Douglas Bridge at the crossing of Egan Drive and 10th Street is the only connection between the mainland and Douglas. The Department of Transportation and Public Facilities did traffic analyses in 2002 but DOT spokeswoman Aurah Landau said in an email to the Empire that those studies are outdated and do not reflect the current traffic patterns in Juneau.
“Not only are previous analyses based on outdated traffic growth projections but the placement of the roundabout at the bridge has changed traffic flow,” Landau said.
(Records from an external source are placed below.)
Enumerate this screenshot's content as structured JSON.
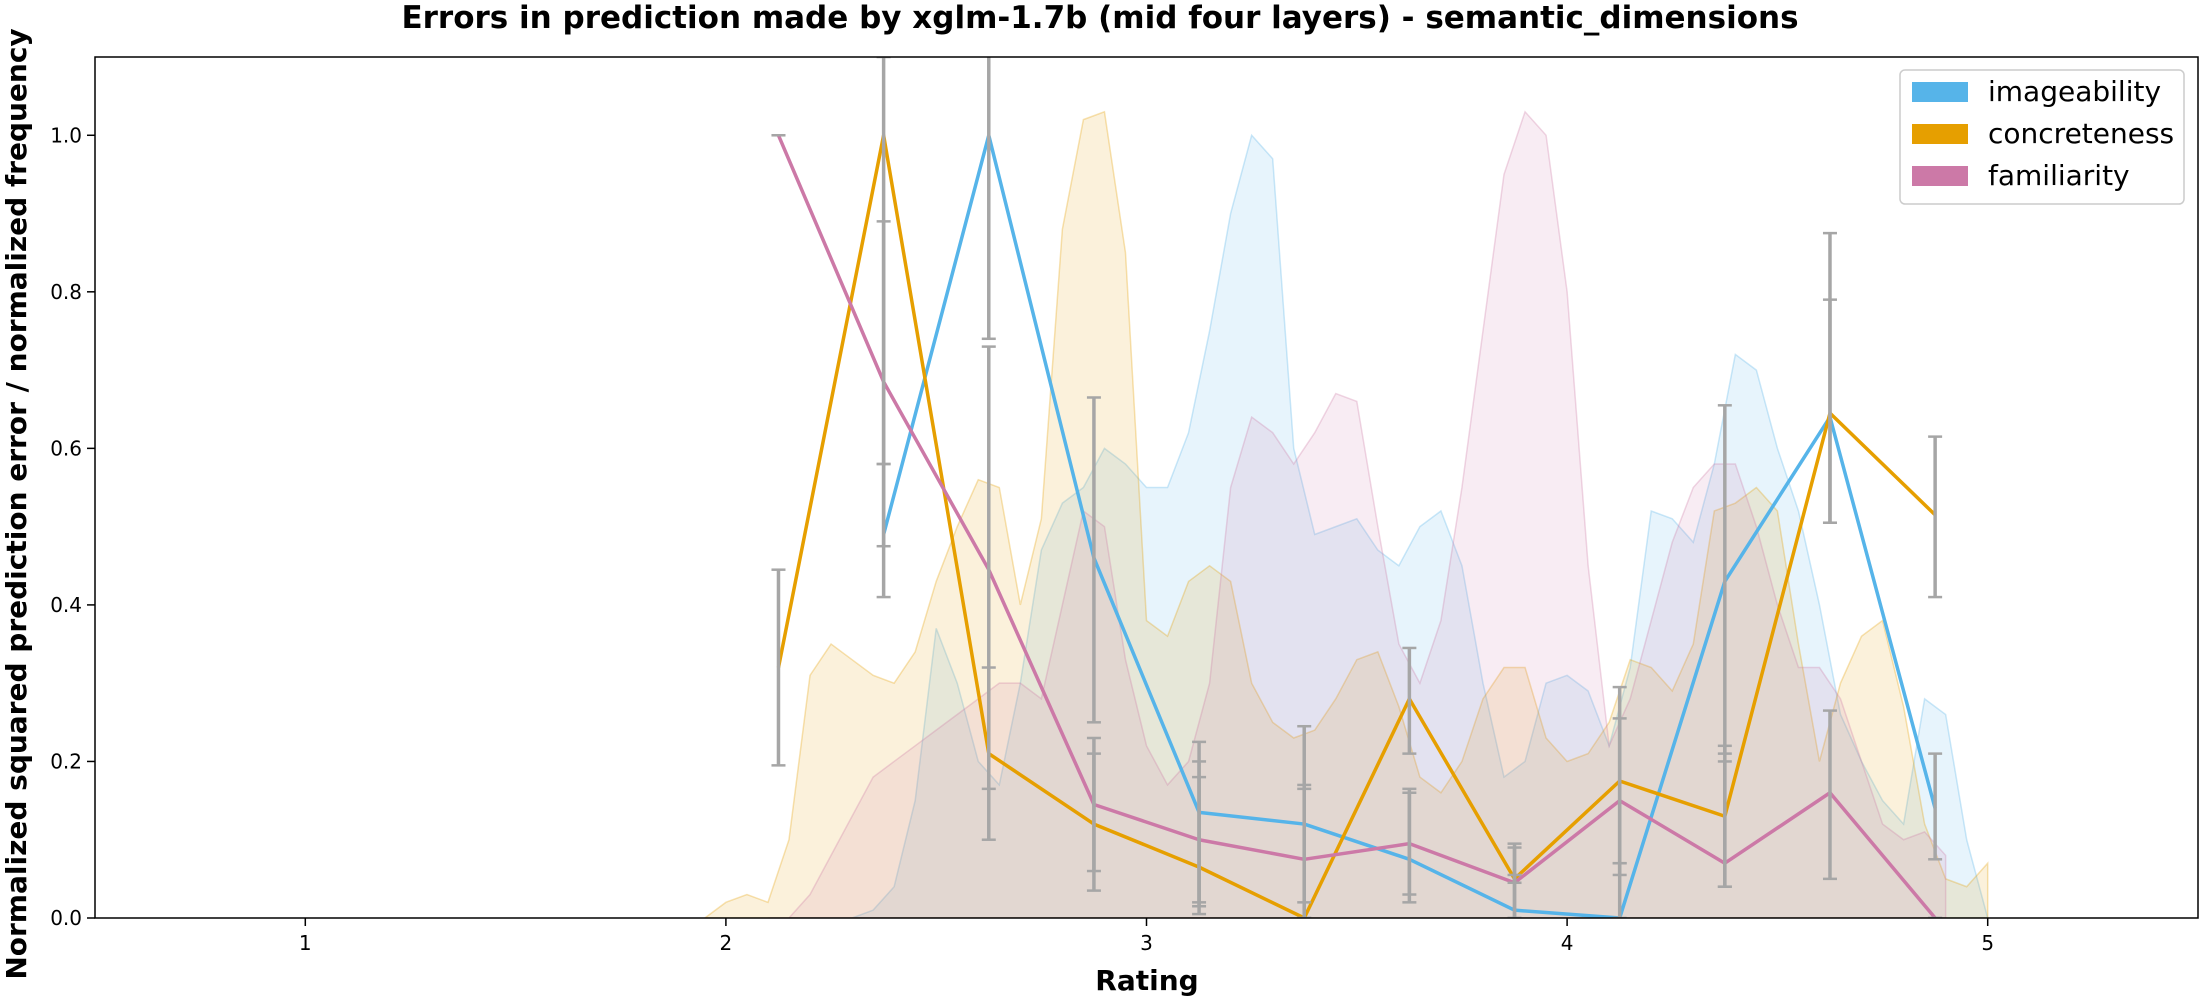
{
  "chart_data": {
    "type": "line",
    "title": "Errors in prediction made by xglm-1.7b (mid four layers) - semantic_dimensions",
    "xlabel": "Rating",
    "ylabel": "Normalized squared prediction error / normalized frequency",
    "xlim": [
      0.5,
      5.5
    ],
    "ylim": [
      0,
      1.1
    ],
    "xticks": [
      1,
      2,
      3,
      4,
      5
    ],
    "yticks": [
      0.0,
      0.2,
      0.4,
      0.6,
      0.8,
      1.0
    ],
    "xtick_labels": [
      "1",
      "2",
      "3",
      "4",
      "5"
    ],
    "ytick_labels": [
      "0.0",
      "0.2",
      "0.4",
      "0.6",
      "0.8",
      "1.0"
    ],
    "legend_position": "top-right",
    "grid": false,
    "error_bar_color": "#a6a6a6",
    "series": [
      {
        "name": "imageability",
        "color": "#56b4e9",
        "x": [
          2.375,
          2.625,
          2.875,
          3.125,
          3.375,
          3.625,
          3.875,
          4.125,
          4.375,
          4.625,
          4.875
        ],
        "y": [
          0.49,
          1.0,
          0.46,
          0.135,
          0.12,
          0.075,
          0.01,
          0.0,
          0.43,
          0.64,
          0.14
        ],
        "err_low": [
          0.41,
          0.74,
          0.25,
          0.02,
          0.02,
          0.02,
          0.0,
          0.0,
          0.21,
          0.505,
          0.075
        ],
        "err_high": [
          0.58,
          1.26,
          0.665,
          0.225,
          0.245,
          0.165,
          0.095,
          0.07,
          0.655,
          0.79,
          0.21
        ],
        "hist_x": [
          2.15,
          2.2,
          2.25,
          2.3,
          2.35,
          2.4,
          2.45,
          2.5,
          2.55,
          2.6,
          2.65,
          2.7,
          2.75,
          2.8,
          2.85,
          2.9,
          2.95,
          3.0,
          3.05,
          3.1,
          3.15,
          3.2,
          3.25,
          3.3,
          3.35,
          3.4,
          3.45,
          3.5,
          3.55,
          3.6,
          3.65,
          3.7,
          3.75,
          3.8,
          3.85,
          3.9,
          3.95,
          4.0,
          4.05,
          4.1,
          4.15,
          4.2,
          4.25,
          4.3,
          4.35,
          4.4,
          4.45,
          4.5,
          4.55,
          4.6,
          4.65,
          4.7,
          4.75,
          4.8,
          4.85,
          4.9,
          4.95,
          5.0
        ],
        "hist_y": [
          0.0,
          0.0,
          0.0,
          0.0,
          0.01,
          0.04,
          0.15,
          0.37,
          0.3,
          0.2,
          0.17,
          0.3,
          0.47,
          0.53,
          0.55,
          0.6,
          0.58,
          0.55,
          0.55,
          0.62,
          0.75,
          0.9,
          1.0,
          0.97,
          0.6,
          0.49,
          0.5,
          0.51,
          0.47,
          0.45,
          0.5,
          0.52,
          0.45,
          0.3,
          0.18,
          0.2,
          0.3,
          0.31,
          0.29,
          0.22,
          0.32,
          0.52,
          0.51,
          0.48,
          0.58,
          0.72,
          0.7,
          0.6,
          0.52,
          0.4,
          0.26,
          0.2,
          0.15,
          0.12,
          0.28,
          0.26,
          0.1,
          0.0
        ]
      },
      {
        "name": "concreteness",
        "color": "#e69f00",
        "x": [
          2.125,
          2.375,
          2.625,
          2.875,
          3.125,
          3.375,
          3.625,
          3.875,
          4.125,
          4.375,
          4.625,
          4.875
        ],
        "y": [
          0.32,
          1.0,
          0.21,
          0.12,
          0.065,
          0.0,
          0.28,
          0.05,
          0.175,
          0.13,
          0.645,
          0.515
        ],
        "err_low": [
          0.195,
          0.58,
          0.1,
          0.035,
          0.005,
          0.0,
          0.21,
          0.045,
          0.055,
          0.04,
          0.505,
          0.41
        ],
        "err_high": [
          0.445,
          1.1,
          0.32,
          0.21,
          0.2,
          0.165,
          0.345,
          0.055,
          0.295,
          0.22,
          0.875,
          0.615
        ],
        "hist_x": [
          1.95,
          2.0,
          2.05,
          2.1,
          2.15,
          2.2,
          2.25,
          2.3,
          2.35,
          2.4,
          2.45,
          2.5,
          2.55,
          2.6,
          2.65,
          2.7,
          2.75,
          2.8,
          2.85,
          2.9,
          2.95,
          3.0,
          3.05,
          3.1,
          3.15,
          3.2,
          3.25,
          3.3,
          3.35,
          3.4,
          3.45,
          3.5,
          3.55,
          3.6,
          3.65,
          3.7,
          3.75,
          3.8,
          3.85,
          3.9,
          3.95,
          4.0,
          4.05,
          4.1,
          4.15,
          4.2,
          4.25,
          4.3,
          4.35,
          4.4,
          4.45,
          4.5,
          4.55,
          4.6,
          4.65,
          4.7,
          4.75,
          4.8,
          4.85,
          4.9,
          4.95,
          5.0
        ],
        "hist_y": [
          0.0,
          0.02,
          0.03,
          0.02,
          0.1,
          0.31,
          0.35,
          0.33,
          0.31,
          0.3,
          0.34,
          0.43,
          0.5,
          0.56,
          0.55,
          0.4,
          0.51,
          0.88,
          1.02,
          1.03,
          0.85,
          0.38,
          0.36,
          0.43,
          0.45,
          0.43,
          0.3,
          0.25,
          0.23,
          0.24,
          0.28,
          0.33,
          0.34,
          0.27,
          0.18,
          0.16,
          0.2,
          0.28,
          0.32,
          0.32,
          0.23,
          0.2,
          0.21,
          0.25,
          0.33,
          0.32,
          0.29,
          0.35,
          0.52,
          0.53,
          0.55,
          0.52,
          0.35,
          0.2,
          0.3,
          0.36,
          0.38,
          0.27,
          0.12,
          0.05,
          0.04,
          0.07
        ]
      },
      {
        "name": "familiarity",
        "color": "#cc79a7",
        "x": [
          2.125,
          2.375,
          2.625,
          2.875,
          3.125,
          3.375,
          3.625,
          3.875,
          4.125,
          4.375,
          4.625,
          4.875
        ],
        "y": [
          1.0,
          0.685,
          0.445,
          0.145,
          0.1,
          0.075,
          0.095,
          0.045,
          0.15,
          0.07,
          0.16,
          0.0
        ],
        "err_low": [
          1.0,
          0.475,
          0.165,
          0.06,
          0.015,
          0.0,
          0.03,
          0.0,
          0.07,
          0.04,
          0.05,
          0.0
        ],
        "err_high": [
          1.0,
          0.89,
          0.73,
          0.23,
          0.18,
          0.17,
          0.16,
          0.09,
          0.255,
          0.2,
          0.265,
          0.0
        ],
        "hist_x": [
          2.1,
          2.15,
          2.2,
          2.25,
          2.3,
          2.35,
          2.4,
          2.45,
          2.5,
          2.55,
          2.6,
          2.65,
          2.7,
          2.75,
          2.8,
          2.85,
          2.9,
          2.95,
          3.0,
          3.05,
          3.1,
          3.15,
          3.2,
          3.25,
          3.3,
          3.35,
          3.4,
          3.45,
          3.5,
          3.55,
          3.6,
          3.65,
          3.7,
          3.75,
          3.8,
          3.85,
          3.9,
          3.95,
          4.0,
          4.05,
          4.1,
          4.15,
          4.2,
          4.25,
          4.3,
          4.35,
          4.4,
          4.45,
          4.5,
          4.55,
          4.6,
          4.65,
          4.7,
          4.75,
          4.8,
          4.85,
          4.9
        ],
        "hist_y": [
          0.0,
          0.0,
          0.03,
          0.08,
          0.13,
          0.18,
          0.2,
          0.22,
          0.24,
          0.26,
          0.28,
          0.3,
          0.3,
          0.28,
          0.4,
          0.52,
          0.5,
          0.33,
          0.22,
          0.17,
          0.2,
          0.3,
          0.55,
          0.64,
          0.62,
          0.58,
          0.62,
          0.67,
          0.66,
          0.5,
          0.35,
          0.3,
          0.38,
          0.55,
          0.75,
          0.95,
          1.03,
          1.0,
          0.8,
          0.45,
          0.22,
          0.28,
          0.38,
          0.48,
          0.55,
          0.58,
          0.58,
          0.5,
          0.4,
          0.32,
          0.32,
          0.28,
          0.2,
          0.12,
          0.1,
          0.11,
          0.08
        ]
      }
    ]
  }
}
In the 2007 CBJ overview plan for the second crossing, the goals were to improve traffic access and efficiency between North Douglas and Juneau, improve emergency response and transportation safety and provide more direct access to West Douglas for planned residential, industrial, port commercial and recreation uses. The plan also included a CBJ study that projected the crossing would reduce traffic on the current Douglas Bridge and traffic between the crossings on North Douglas Highway by 40 percent.
In 2010, voters rejected the building of the North Douglas Crossing. Koelsch said part of the problem then was the public issues of location along wetlands and that there was not a clear funding source. However, a recent study by the McDowell Group gave indications that Juneau residents may have changed their minds. Of the 402 Juneau residents surveyed, nearly 80 percent supported the idea of the North Douglas Crossing. Koelsch cautioned, though, that while those numbers look supportive of the project at first, he said he believes that when people know more people know about location and cost, chances are the number of people supporting the plan will decrease.
“As soon as you come up with a place to put (the crossing), you are going to lose some of that 80 percent (of those supporting the project),” Koelsch said. “As soon as you come up with the cost, you are going to lose some more of that 80 percent.”
First Things First Alaska Foundation, a pro-development group in Juneau, and the CBJ co-funded the McDowell Group study. FTFAF Executive Director Denny DeWitt said he views the funding as a starting point to broaching the issue once again.
“You have to stop and take a breath and realize that we won’t have the North Douglas Crossing tomorrow afternoon,” DeWitt said in a phone interview with the Empire Wednesday. “There is a whole process. I think the important part is that the mayor and the Assembly recognize that this is important to the citizens. It is a great first step. Obviously, the more resources committed to it the better, but this is an important start.”
Koelsch said he hopes to get public support and he hopes the CIP funding will eventually provide some locations and costs favorable to the public.
“If you are going to get the community behind you, it really comes down to rational thinking and making sure people can see your vision,” Koelsch said.